Swedes become gaming sector's shooting stars

Geoff Mortimore
Geoff Mortimore - [email protected]
Swedes become gaming sector's shooting stars
DICE CEO CEO Karl Magnus Troedsson; scene from Battlefield 3

Blockbuster sales of the Swedish-developed computer war game Battlefield 3 have made it one of the fastest-selling games ever and helped solidify Sweden's reputation as a hotbed for game developers, The Local's Geoff Mortimore discovers.


News that sales of the computer war game Battlefield 3 reached over five million copies in its first week of release in October was the latest evidence of the export success of Swedish-developed computer and video games.

Indeed, the exports of games developed in Sweden continue to grow. According to figures published in September by the Swedish Games Industry (Dataspelbranschen), a trade association representing game developers, publishers, and distributors, Swedish game developers reported their highest sales figures ever in 2010, up 22 percent on the previous year.

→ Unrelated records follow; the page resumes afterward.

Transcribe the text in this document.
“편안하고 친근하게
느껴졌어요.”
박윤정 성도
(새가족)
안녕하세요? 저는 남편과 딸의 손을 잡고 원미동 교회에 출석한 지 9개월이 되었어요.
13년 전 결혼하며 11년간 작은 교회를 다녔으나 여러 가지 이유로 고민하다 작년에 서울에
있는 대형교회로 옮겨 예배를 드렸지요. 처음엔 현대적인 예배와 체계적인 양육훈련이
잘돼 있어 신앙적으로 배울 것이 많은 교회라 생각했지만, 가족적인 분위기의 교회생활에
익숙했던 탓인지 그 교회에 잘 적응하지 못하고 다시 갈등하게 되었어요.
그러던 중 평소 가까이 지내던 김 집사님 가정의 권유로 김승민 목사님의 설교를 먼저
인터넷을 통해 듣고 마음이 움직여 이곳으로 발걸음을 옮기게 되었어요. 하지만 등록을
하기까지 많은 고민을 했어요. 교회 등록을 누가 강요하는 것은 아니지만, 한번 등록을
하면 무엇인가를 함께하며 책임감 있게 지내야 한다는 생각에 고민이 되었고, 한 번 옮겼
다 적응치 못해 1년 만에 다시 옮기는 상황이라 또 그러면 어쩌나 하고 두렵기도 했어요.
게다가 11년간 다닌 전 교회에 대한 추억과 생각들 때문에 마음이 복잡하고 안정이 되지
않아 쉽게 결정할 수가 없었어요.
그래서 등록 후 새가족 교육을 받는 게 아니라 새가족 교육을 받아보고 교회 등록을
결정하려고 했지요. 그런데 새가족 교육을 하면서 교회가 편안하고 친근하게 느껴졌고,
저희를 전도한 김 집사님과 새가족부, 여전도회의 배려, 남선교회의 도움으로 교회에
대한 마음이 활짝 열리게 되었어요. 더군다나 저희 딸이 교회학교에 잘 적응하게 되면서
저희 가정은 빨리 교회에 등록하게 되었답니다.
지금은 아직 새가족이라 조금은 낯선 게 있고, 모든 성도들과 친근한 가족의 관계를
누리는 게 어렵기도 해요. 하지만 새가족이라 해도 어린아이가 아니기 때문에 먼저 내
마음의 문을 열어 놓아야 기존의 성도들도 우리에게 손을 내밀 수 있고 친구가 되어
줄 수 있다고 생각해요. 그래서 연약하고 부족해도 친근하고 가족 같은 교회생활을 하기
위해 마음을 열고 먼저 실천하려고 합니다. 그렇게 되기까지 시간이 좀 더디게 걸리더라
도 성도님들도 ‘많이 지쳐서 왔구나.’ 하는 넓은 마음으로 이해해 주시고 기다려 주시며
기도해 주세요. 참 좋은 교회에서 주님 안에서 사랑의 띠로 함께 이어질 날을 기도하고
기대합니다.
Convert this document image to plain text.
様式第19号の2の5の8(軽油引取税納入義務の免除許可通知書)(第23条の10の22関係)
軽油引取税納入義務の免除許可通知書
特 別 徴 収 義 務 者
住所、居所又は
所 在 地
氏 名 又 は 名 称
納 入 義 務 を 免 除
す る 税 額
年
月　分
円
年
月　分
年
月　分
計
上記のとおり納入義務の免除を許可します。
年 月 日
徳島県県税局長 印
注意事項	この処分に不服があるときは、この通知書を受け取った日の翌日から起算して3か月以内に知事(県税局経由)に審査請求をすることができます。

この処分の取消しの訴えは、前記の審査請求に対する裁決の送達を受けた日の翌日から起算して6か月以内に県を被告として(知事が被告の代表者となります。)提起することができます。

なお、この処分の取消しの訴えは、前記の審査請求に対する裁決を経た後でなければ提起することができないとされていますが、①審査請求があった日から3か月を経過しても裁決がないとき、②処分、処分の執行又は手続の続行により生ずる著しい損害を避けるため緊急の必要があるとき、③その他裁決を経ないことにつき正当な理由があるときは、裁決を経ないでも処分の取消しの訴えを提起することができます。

The phenomenal success of the Battlefield franchise underlines not only the mind boggling popularity of the game, but the growing reputation enjoyed by Sweden in the computer game industry, and more specifically by its developer Digital Illusions CE (DICE).

Like so many other players in its field, the roots of Battlefield can be traced back to a university dorm room, in this case in Växsjö, Småland in south central Sweden.

Back in the early 1990s, Andreas Axelsson, Frederick Lilie Branch, Olof Gustafsson and Ulf Mandorff formed a development company specializing predominantly in pinball-style games on the PC and the newly launched consoles at the time.

They subsequently started to dabble in the growing war games area, and in 2002, the release of Battlefield 1942 changed the course of the company’s and arguably an entire industry’s history.

Battlefield, a PC only game, which broke the mould in multi-player, First Player Shooter (FPS) games of the time, introduced concepts such as large open environments, team play, all-out warfare and vehicles to the world of online gaming.

It quickly gathered a dedicated group of followers and the momentum has grown ever since.

Not surprisingly, such success was bound to attract the attention of big business, so it was little surprise to see DICE acquired by global giant Electronic Arts (EA) in 2006.

This allowed the company to develop the franchise with greater investment and more marketing muscle behind it giving subsequent Battlefield releases the chance to move through various settings such as the Second World War to the modern day as well as a science-fiction future.

Meanwhile, as a further sign of its popularity, Battlefield broke away from being a PC only game onto the crucial Xbox 360 and Playstation 3 platforms, giving it greater potential for creative and commercial growth.

DICE’s success on the global stage prompted questions that the company may consider moving to the US, but so far CEO Karl Magnus Troedsson has resisted all thoughts of moving the operation abroad, instead concentrating its expanded offices in Slussen.

In doing so, DICE has followed the footsteps of many entrepreneurs and successful Swedish companies, particularly in the hi-tech branch, who have sold to larger international owners, but kept a base at home.

“DICE is a very Swedish company, not just due to location, but also in our culture, development processes and way of structuring within the company,” Troedsson tells The Local.

“We’re a consensus-driven company where the best ideas win, not the person with the longest and fanciest title. People are respectful, yet bluntly honest, regardless of their pay grade, something which sometimes has come as a bit of a surprise to people from other company cultures, where hierarchy is overly important.”

As for keeping the ”Swedish-ness” of the company and the brand, Troedsson is adamant that DICE has found the right balance.

“Being Swedish isn’t very important to our game brands, such as Battlefield or Mirror’s Edge, when they’re launched to a global mass market. However, it’s a different story with our company brand," he explains.

"We find that lot of people come here (17 percent of our employees are non-Swedes) to try it 'for a year or two' and stay indefinitely after falling in love with Sweden (or a Swede), the culture, or maybe Swedish midsummer celebrations. We’re proud of who we are, where we are and what that implies.”

Mirroring in many ways the music songwriting and production field, computer game development is an area where Swedes excel and have achieved a great deal of success in recent years.

“There are a couple of reasons for this,” says Troedsson.

“Sweden was very early with state subsidised so-called 'home computers', encouraging companies to place computers in the homes of their employees. Maybe not so many of those people actually used them, but their kids sure did.

“We are generations of kids who grew up with free access to hardware, which was complemented later on with a very high penetration of fast broadband.

"At the same time we have a lot of people interested in becoming engineers and software engineers – and our higher education facilities in that field are very good. Plus Sweden has lots of creative people in music, art and other forms of entertainment. In my book, these are some of the important reasons why the Stockholm-Uppsala region today is the second largest hub of game developers in Europe, after London. And we’re just getting started!”

Having just given his mother company its biggest success yet, Troedsson and his colleagues at DICE have certainly done their part to secure the future of the gaming development field in Sweden for the foreseeable future.